Answer to Question #9784 Submitted to "Ask the Experts"
Category: Nuclear Accidents — Fukushima
The following question was answered by an expert in the appropriate field:
There have also been reports about radionuclides turning up in milk—mostly short-lived iodine, which is not much of a concern at this point (several months after the accident), but also some instances of cesium being detected in milk as well. Are contaminants like iodine and cesium (or other radionuclides from nuclear fallout) also likely to end up in eggs (which typically have a high iodine content)?
The degree of uptake by plants of radionuclides deposited on soil depends on many factors, including the specific radionuclide and its chemical form, characteristics of the soil, available moisture, season of the year, and stage of plant growth. Soon after the initial fallout deposition of radiocesium and radioiodine from Fukushima, for example, most of the material that might be measured in plants would likely be through direct interception on the foliage, so leafy plants such as lettuce, spinach, etc., would likely contain higher levels than fruits, tubers, root crops, etc. Over time, the distribution changes, as material washes off leaves and gets into the soil, and then some fraction might be taken up by roots and translocated to different plant parts.

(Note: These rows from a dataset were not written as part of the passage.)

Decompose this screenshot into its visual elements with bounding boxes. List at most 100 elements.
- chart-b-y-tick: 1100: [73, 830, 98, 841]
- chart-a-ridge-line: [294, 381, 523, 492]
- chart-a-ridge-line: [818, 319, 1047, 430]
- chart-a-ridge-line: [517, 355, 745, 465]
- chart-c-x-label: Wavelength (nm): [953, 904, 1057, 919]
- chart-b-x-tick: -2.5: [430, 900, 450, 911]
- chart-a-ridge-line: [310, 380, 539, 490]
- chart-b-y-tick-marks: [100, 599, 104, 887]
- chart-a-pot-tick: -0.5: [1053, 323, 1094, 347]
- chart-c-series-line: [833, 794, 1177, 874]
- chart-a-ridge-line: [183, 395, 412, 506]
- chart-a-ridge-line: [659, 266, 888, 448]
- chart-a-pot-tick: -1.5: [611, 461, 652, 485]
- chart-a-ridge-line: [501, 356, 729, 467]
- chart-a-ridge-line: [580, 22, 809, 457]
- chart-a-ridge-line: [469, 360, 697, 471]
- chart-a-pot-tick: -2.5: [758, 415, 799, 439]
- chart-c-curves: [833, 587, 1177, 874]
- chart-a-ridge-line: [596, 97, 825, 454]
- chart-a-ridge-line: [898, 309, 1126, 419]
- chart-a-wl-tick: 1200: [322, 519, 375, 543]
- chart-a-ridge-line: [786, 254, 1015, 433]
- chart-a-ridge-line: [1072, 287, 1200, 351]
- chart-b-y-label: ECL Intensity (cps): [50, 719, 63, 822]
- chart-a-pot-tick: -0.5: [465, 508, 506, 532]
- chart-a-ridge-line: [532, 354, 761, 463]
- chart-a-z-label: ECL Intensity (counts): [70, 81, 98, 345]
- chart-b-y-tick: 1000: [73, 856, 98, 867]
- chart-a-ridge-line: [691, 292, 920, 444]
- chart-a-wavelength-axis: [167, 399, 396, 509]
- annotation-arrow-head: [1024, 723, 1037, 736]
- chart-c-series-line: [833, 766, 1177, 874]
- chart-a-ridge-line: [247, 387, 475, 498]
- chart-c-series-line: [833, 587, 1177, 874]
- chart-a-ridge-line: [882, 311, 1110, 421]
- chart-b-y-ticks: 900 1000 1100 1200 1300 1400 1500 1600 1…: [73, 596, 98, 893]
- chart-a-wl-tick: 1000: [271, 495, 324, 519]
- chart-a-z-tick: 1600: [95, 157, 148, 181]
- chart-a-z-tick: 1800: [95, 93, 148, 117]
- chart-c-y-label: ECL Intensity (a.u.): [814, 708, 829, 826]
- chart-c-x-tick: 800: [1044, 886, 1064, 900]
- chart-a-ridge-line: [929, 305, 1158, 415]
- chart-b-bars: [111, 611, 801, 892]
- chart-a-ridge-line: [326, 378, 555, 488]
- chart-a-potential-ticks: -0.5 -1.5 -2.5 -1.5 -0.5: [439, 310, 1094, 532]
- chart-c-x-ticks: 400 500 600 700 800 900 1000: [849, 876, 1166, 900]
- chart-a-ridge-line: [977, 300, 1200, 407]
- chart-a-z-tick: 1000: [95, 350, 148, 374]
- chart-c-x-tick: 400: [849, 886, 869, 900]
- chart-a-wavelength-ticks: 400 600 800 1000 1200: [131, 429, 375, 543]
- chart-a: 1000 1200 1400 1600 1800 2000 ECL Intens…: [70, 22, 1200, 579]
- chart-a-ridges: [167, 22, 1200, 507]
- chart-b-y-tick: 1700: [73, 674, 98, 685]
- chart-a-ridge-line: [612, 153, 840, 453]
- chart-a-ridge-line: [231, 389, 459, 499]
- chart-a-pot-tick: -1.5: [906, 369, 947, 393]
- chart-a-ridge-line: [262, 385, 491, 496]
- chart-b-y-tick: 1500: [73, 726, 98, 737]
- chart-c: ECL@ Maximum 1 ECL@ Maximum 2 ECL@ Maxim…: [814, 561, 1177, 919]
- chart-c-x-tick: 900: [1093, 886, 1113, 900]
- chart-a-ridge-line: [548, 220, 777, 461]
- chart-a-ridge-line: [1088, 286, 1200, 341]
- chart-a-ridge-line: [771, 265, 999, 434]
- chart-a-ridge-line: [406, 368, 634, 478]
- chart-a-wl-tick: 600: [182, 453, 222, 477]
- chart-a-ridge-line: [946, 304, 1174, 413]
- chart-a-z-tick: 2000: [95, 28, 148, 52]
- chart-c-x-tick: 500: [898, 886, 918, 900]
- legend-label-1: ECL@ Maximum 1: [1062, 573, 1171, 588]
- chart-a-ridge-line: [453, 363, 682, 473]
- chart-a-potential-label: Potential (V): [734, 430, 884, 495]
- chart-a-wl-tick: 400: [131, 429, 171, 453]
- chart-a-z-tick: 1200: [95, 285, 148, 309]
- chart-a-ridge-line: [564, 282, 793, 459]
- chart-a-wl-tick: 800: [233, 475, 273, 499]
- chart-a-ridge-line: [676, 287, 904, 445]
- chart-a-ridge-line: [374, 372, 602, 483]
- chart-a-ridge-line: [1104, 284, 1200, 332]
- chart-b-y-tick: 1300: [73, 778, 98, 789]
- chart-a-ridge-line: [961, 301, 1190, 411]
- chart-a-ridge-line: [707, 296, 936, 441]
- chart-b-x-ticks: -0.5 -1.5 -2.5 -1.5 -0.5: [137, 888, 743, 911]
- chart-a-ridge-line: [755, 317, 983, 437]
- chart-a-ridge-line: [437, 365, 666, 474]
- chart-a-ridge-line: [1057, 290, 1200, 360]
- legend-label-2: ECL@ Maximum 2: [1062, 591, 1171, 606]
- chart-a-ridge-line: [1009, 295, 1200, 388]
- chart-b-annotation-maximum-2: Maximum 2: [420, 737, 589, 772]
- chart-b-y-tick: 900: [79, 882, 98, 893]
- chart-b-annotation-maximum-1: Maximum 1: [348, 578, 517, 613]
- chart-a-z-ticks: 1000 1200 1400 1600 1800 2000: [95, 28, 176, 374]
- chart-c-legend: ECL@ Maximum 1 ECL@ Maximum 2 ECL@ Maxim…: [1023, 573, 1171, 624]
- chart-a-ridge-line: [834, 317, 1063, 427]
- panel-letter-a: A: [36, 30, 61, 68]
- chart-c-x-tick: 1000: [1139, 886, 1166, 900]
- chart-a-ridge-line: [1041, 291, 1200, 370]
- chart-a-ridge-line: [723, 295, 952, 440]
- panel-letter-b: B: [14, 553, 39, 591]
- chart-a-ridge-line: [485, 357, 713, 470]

Although there are significant differences among different plant species in their ability to take up radiocesium from soil, other factors, particularly the abundance and type of clay minerals in the soil, have a much greater influence. Generally, soils with reasonably high amounts of micaceous clay minerals will bind radiocesium over time and largely prevent plant roots from absorbing it. One example study, of many, on plant uptake of radiocesium is by J.F. Seel, F.W. Whicker, and D.C. Adriano, "Uptake of 137Cs in Vegetable Crops Grown on a Contaminated Lakebed," Health Physics 68(6):793-799 (1995). Both radioiodine and radiocesium will find their way into animal products such as meat, milk, and eggs if sufficient quantities are ingested by the animals involved. While radioiodine and possibly radiocesium have been found in some samples of food products in the United States, the amounts have been extremely small and close to the limits of detection ability of existing technology.